The exhibition presents a subproject of “Apian”, a collaborative entity Borioli initiated, intended as an ever-expanding and ongoing archive that operates as a ‘ministry of bees’.
“Aladin Borioli. Bannkörbe” delves into the relationship between humans and bees through a variety of research methods and practices including text, photography, video and audio. Archival and research material from bee studies and cultural history are gathered at C/O Berlin to accompany visitors in the exploration of the sociohistorical, political, and ecological developments in beekeeping in an attempt to anchor the topic of sustainable beekeeping practices in our present moment and to encourage a more active caring for bees, in light of the alarming death of bees over the past decades. The exhibition sheds light on the concept of the beehive (in German ‘Bannkörbe’), ancient beliefs about bees, and fascinating technological possibilities to implement alternative beekeeping methods through Borioli’s artworks and previously unpublished images, video installations, and interactive research area invites them to delve deeper into the topics.
The grotesque masks pictured are beehives made from organic materials including wood, straw, and cow manure: they were intended to ward off the ‘evil eye’ and honey thieves. This unique form of beehive and craftsmanship was prevalent in northern Germany between the sixteenth and nineteenth centuries. Within the field of bee research, they reflect the belief in magic and thus provide an alternative model to the dominant concepts of modern beekeeping, which often seeks to use modern technology to achieve productivity, profitability, and control over bees.
“Micheldorf Micheldorf Micheldorf Micheldorf” by Elias Holzknecht is a cartography of four places in Austria bearing the same name: Micheldorf, indeed. Holzknecht’s approach suggests a peculiar use of non-linear contemporary storytelling, which involves shuffled elements to nurture personal, new narratives by combining photography, cartography, mind maps, and texts to create an undefined reality of (a) real place(s).
The work “The Perfect Crime: Concerning the Murder of Reality” by Jan Staiger and Malte Uchtmann presents a documentary investigation through stage photographs and AI-manipulated contents. Through different visual levels, the project explores the extent to which supposed knowledge about police work, which locations potentially harbor danger, and which characteristics allow victims or perpetrators to be recognized, is reinforced through fictional representations in crime series.
Arnout and Michiel De Cleene’s shortlisted project is “Amidst the Fire, I Am Not Burnt”, a documentation of the iconic Vesuvian landscape. Through scientific and folkloristic data, through text and images, historic and present-day representations are gathered to narrate an iconic landscape that has built a socialscape of both stored and destroyed stories around Neapolitan culture through each alternating eruption and quietude.
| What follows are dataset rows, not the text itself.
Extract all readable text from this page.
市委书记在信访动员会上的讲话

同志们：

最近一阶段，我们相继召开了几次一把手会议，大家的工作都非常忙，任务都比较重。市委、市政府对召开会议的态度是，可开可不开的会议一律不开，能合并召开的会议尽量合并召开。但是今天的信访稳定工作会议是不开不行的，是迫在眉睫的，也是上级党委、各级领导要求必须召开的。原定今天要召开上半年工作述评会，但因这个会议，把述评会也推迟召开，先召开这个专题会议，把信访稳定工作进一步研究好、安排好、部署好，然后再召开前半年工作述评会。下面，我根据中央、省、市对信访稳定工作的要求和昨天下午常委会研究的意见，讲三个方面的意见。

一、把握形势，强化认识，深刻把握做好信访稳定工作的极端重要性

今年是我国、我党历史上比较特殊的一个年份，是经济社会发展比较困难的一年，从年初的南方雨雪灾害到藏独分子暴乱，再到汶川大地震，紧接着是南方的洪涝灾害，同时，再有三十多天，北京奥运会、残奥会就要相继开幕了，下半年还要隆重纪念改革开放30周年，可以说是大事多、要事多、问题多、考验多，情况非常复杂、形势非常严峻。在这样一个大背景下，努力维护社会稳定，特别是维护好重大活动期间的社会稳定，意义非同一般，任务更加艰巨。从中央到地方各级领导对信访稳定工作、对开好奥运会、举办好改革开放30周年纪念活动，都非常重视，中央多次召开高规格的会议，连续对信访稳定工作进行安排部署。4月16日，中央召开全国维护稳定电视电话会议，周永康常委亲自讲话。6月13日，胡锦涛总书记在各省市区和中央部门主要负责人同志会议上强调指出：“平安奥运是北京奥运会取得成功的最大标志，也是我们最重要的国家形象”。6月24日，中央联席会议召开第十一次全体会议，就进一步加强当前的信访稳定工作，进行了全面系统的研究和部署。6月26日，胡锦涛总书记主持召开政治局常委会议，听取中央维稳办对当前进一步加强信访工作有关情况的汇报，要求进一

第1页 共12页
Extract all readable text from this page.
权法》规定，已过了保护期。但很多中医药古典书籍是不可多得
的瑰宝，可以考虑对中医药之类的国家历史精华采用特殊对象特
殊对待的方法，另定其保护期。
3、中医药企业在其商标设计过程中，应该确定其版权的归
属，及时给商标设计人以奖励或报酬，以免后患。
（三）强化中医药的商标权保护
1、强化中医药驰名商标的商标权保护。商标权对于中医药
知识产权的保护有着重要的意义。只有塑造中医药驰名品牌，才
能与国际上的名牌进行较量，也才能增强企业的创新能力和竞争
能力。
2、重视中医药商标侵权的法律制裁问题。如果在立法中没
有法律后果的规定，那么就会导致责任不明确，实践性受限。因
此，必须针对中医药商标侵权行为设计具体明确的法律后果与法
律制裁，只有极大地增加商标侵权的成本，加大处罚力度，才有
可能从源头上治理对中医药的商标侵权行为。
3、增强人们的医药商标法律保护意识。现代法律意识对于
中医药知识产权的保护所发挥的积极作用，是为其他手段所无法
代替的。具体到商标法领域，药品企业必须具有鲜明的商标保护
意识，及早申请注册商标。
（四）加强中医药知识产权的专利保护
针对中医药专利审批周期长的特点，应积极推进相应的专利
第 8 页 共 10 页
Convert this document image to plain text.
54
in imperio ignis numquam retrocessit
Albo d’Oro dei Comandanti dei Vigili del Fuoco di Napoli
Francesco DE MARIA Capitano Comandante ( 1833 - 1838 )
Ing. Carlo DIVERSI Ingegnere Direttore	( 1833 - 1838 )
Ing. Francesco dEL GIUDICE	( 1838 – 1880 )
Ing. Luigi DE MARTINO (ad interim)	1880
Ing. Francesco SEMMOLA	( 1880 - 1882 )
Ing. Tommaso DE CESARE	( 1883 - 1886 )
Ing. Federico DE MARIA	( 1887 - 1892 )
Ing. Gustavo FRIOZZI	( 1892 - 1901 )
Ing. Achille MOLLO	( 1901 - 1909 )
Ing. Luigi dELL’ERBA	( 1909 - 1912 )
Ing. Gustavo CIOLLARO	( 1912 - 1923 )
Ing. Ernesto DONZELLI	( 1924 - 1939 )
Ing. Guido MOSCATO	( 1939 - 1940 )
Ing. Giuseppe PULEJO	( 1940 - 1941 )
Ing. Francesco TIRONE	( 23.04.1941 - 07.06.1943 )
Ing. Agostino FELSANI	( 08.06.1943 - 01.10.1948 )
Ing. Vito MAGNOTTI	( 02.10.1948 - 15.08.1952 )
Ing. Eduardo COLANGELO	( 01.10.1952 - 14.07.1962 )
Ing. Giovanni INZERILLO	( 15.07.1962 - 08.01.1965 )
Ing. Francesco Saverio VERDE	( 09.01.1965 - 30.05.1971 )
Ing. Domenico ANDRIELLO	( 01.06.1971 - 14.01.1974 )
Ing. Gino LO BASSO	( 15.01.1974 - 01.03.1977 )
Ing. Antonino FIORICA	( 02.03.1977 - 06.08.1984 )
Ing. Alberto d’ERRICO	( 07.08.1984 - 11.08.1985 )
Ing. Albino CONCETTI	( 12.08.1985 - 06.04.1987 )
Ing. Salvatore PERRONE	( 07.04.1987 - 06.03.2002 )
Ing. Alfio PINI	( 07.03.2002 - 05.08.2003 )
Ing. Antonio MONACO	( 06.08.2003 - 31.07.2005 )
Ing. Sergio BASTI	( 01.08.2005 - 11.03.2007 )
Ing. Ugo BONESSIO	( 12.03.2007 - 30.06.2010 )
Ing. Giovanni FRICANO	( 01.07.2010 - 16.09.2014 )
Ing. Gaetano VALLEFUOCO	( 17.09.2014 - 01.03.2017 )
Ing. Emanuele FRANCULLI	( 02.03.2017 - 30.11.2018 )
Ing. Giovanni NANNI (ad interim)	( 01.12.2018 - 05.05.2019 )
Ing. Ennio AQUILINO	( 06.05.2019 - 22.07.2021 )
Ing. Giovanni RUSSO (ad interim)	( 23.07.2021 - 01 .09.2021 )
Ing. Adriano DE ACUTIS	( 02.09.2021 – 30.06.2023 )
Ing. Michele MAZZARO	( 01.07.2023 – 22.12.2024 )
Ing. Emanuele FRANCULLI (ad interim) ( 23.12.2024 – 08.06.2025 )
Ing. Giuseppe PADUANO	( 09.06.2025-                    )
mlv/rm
Naima Green’s work “Keep Missing My Water” is a documentation of the Black and Queer communities the artist is part of. Green explores the seductive power of still and moving images within the personal quest around water as a fluid and lively metaphor for her life relationships. The work becomes a method to deepen connections between the self and the other, the body and the environment, thus a documentation of the process of slowing down and focusing on the simple pleasures of life.